The sense of hope in the room was palpable as leaders from across government gathered at the White House to mark World AIDS Day 2014. Hope may not typically be an emotion associated with the global fight against HIV/AIDS, but the truth is, we are within reach of a goal that not long ago seemed impossible: an AIDS-free generation. It's a tantalizing possibility, but achieving this goal will require continued, sustained investment in human resources for health -- the trained, committed doctors and nurses who are at the heart of any nation's health care system.
That's where the Peace Corps comes in. In a unique public-private partnership, the Peace Corps, Seed Global Health, and the U.S. President's Emergency Plan for AIDS Relief (PEPFAR) worked together to launch the Global Heath Service Partnership, (GHSP) where experienced American doctors and nurses volunteer, through the Peace Corps Response program, to train healthcare workers in countries with critical shortages. In just the first year, 30 GHSP educators contributed over 35,000 hours to reach over 2,800 students, fellow faculty, and other health professionals through teaching in over 85 courses in Malawi, Tanzania, and Uganda.
Global Heath Service Partnership volunteers are making transformative change every day, and they are about to get an incredible new wave of support. We are thrilled that at the White House's World AIDS Day event, Secretary of State John Kerry announced the expansion of the GHSP, with additional resources and a new commitment to improve clinical education, expand the base of physician and nursing educators and build healthcare capacity in countries that face critical shortages.
Building up the health care workforce in the countries where we serve is essential to managing and preventing diseases like HIV/AIDS and malaria, as well as to ensure functioning health care systems overall. The World Health Organization has reported that Sub-Saharan Africa has the greatest shortage of physicians and nurses, exacerbated by also having one of the highest global burdens of disease. It has 24 percent of the global burden of disease but only three percent of the world's health workforce. For example, in Tanzania, there is only one physician and 24 nurses per 100,000 people.

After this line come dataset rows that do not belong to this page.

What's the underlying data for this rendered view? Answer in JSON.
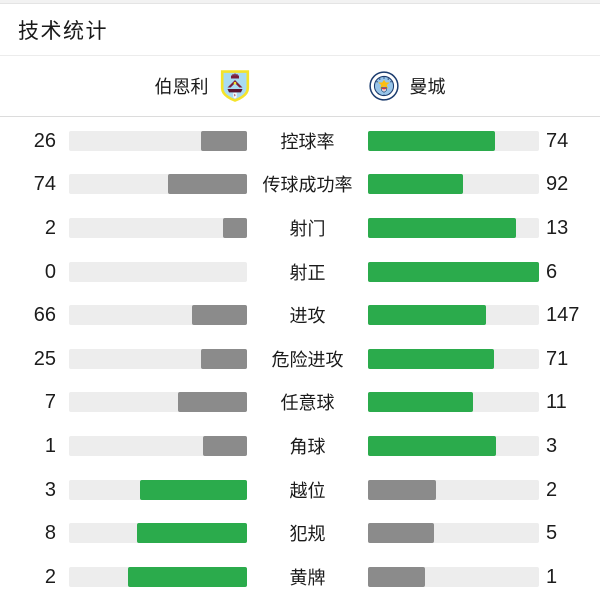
{
  "page": {
    "title": "技术统计"
  },
  "teams": {
    "home": {
      "name": "伯恩利"
    },
    "away": {
      "name": "曼城"
    }
  },
  "colors": {
    "leader_bar": "#2bab4c",
    "trailer_bar": "#8b8b8b",
    "track": "#ededed"
  },
  "chart_data": {
    "type": "bar",
    "orientation": "horizontal-paired",
    "title": "技术统计",
    "categories": [
      "控球率",
      "传球成功率",
      "射门",
      "射正",
      "进攻",
      "危险进攻",
      "任意球",
      "角球",
      "越位",
      "犯规",
      "黄牌"
    ],
    "series": [
      {
        "name": "伯恩利",
        "values": [
          26,
          74,
          2,
          0,
          66,
          25,
          7,
          1,
          3,
          8,
          2
        ]
      },
      {
        "name": "曼城",
        "values": [
          74,
          92,
          13,
          6,
          147,
          71,
          11,
          3,
          2,
          5,
          1
        ]
      }
    ],
    "value_scale": "each bar width = value / (home+away) of its row",
    "bar_colors": {
      "higher_value": "#2bab4c",
      "lower_value": "#8b8b8b"
    },
    "legend_position": "top",
    "grid": false
  }
}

GHSP volunteers like Dr. Maureen Ries work to combat this enormous healthcare challenge by transferring their skills directly to local health care providers. At a health facility in Tanzania, Dr. Ries worked side-by-side with groups of 10-12 medical students on their six-week OB/GYN rotations. She received an email from one of her students that sums up the powerful multiplier effect of the GHSP. "A candle loses nothing by lighting another candle," the student wrote. "You were that candle to us, and I will light another new candle someday!"
As a public health professional who has spent decades working to combat HIV/AIDS in underserved communities, I have seen first-hand how investing in human resources for health can strengthen local health systems, lifting up local doctors and nurses and supporting them as they make sustainable change to combat HIV/AIDS and save lives. This expansion of the Global Health Service Partnership will make a long-term difference as we strive to reach our goal of an AIDS-free generation.
Carrie Hessler-Radelet is the 19th director of the Peace Corps. She served as a Peace Corps Volunteer in Western Samoa and comes from a four-generation Peace Corps family.